Reader Jane Debrott of Hillsboro commented: Thank you for your article on the tragic loss of Betsey. I am a resident of Hillsboro, a friend of Rick and Betsey, and a member of H.E.L.P. The thing that most distresses me now, is the emphasis on Rick’s mis-naming of the color of their car. I fear that this fact will cause Rick to feel that if he had only gotten the facts right, Betsey may have been rescued before it was too late. The incident was a series of unavoidable events, out of everyone’s control, and we will never know what place the correct color of her car may have had in the outcome. It breaks my heart to think that Rick has had one more thing added to his “what ifs” concerning this incident.

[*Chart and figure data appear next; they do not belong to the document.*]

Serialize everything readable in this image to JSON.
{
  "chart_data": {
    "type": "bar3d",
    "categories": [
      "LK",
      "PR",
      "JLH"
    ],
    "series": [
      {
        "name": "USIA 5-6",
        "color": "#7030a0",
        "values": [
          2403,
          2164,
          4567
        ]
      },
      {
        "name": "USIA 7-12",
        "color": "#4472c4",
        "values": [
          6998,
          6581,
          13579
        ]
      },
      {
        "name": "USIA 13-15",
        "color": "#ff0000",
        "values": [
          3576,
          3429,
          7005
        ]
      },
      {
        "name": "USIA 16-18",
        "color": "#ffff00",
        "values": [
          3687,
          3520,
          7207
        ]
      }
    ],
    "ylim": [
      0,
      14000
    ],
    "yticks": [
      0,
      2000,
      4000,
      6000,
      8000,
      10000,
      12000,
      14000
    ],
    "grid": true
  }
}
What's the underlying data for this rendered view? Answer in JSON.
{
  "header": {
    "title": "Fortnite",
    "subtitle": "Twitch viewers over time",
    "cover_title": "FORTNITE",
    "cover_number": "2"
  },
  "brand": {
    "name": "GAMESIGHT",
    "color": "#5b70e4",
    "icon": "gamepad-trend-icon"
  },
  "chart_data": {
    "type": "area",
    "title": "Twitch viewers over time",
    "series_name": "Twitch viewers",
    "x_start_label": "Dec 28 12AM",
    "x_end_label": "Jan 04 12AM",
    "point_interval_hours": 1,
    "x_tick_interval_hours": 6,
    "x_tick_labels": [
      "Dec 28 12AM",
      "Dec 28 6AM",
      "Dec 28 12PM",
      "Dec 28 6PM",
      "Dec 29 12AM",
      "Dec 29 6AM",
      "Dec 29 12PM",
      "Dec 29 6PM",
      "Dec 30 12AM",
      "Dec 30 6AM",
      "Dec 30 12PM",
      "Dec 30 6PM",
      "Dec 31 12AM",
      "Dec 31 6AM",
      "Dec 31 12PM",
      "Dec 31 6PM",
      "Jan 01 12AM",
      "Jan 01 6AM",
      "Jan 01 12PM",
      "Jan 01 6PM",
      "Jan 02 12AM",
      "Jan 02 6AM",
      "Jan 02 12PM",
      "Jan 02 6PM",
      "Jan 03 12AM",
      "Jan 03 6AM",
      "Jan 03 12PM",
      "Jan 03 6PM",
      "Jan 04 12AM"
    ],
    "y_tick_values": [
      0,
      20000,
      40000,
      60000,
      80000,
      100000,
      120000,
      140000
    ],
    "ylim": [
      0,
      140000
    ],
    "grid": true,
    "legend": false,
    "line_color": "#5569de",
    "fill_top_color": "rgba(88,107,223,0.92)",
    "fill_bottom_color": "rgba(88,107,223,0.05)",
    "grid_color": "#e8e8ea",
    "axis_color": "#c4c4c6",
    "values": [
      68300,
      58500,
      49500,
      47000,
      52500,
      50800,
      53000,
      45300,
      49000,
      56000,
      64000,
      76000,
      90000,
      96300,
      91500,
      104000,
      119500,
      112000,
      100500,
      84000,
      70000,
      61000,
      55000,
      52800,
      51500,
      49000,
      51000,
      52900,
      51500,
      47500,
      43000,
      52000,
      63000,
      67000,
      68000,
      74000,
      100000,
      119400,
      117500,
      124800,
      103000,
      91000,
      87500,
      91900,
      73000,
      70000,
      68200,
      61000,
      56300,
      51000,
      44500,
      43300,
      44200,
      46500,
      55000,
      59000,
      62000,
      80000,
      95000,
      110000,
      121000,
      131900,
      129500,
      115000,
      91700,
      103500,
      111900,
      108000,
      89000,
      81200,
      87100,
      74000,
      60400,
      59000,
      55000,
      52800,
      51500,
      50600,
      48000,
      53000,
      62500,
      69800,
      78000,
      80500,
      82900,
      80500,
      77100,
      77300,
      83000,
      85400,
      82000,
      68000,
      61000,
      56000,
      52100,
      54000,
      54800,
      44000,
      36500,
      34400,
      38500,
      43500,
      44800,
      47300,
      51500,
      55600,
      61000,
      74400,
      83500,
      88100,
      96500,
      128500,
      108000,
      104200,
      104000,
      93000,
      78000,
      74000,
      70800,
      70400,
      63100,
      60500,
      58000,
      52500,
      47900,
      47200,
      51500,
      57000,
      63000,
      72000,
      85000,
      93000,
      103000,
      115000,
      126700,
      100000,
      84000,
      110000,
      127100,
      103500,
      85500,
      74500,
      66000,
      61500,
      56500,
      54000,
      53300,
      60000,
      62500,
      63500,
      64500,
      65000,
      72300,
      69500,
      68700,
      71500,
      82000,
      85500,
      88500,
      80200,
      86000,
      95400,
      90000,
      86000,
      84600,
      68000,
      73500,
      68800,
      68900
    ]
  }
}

Diana Tittle responded: Dear Jane, the Sun undertook this investigation at the request of a Hillsboro resident concerned about the town’s inability to mount a prompt, coordinated response to the disappearance of a neighbor. From the beginning, I shared your concern about how our findings might affect Betsy’s family and friends. After I completed my research and began writing, I weighed each detail I eventually chose to include against my desire to cause no pain and the public’s right to know about the strengths and limitations of law enforcement’s response and the public’s need to know about how to be of meaningful assistance.

There was information I withheld about the state police investigation and the recovery. But I decided to include the issue of the car’s color because the individuals who spotted Betsy’s car emphasized how its color had been key to their identification of it as the vehicle described in Betsy’s Silver Alert. Because the misinformation was corrected within a couple of hours, I also included in this story the following editorial comment meant to put the error in perspective: “The fact that law enforcement throughout the state was on the lookout in the crucial early hours after Betsy’s disappearance for an elderly woman driving a “light blue” instead of a “silver” Accord would, in retrospect, likely not have changed the outcome of the search” [emphasis added].

I would also point to the story’s overarching conclusion about the inadvisability of assigning blame for what happened: “In this case, a perfect storm of unfortunate circumstances, many of them beyond human control, hindered the search that it would fall to Hamilton’s department to lead.”

It is my hope that any pain caused by my reporting will eventually be outweighed by its contribution to a better community understanding of what it will take in the future to mount a successful missing person’s search in rural Sierra County.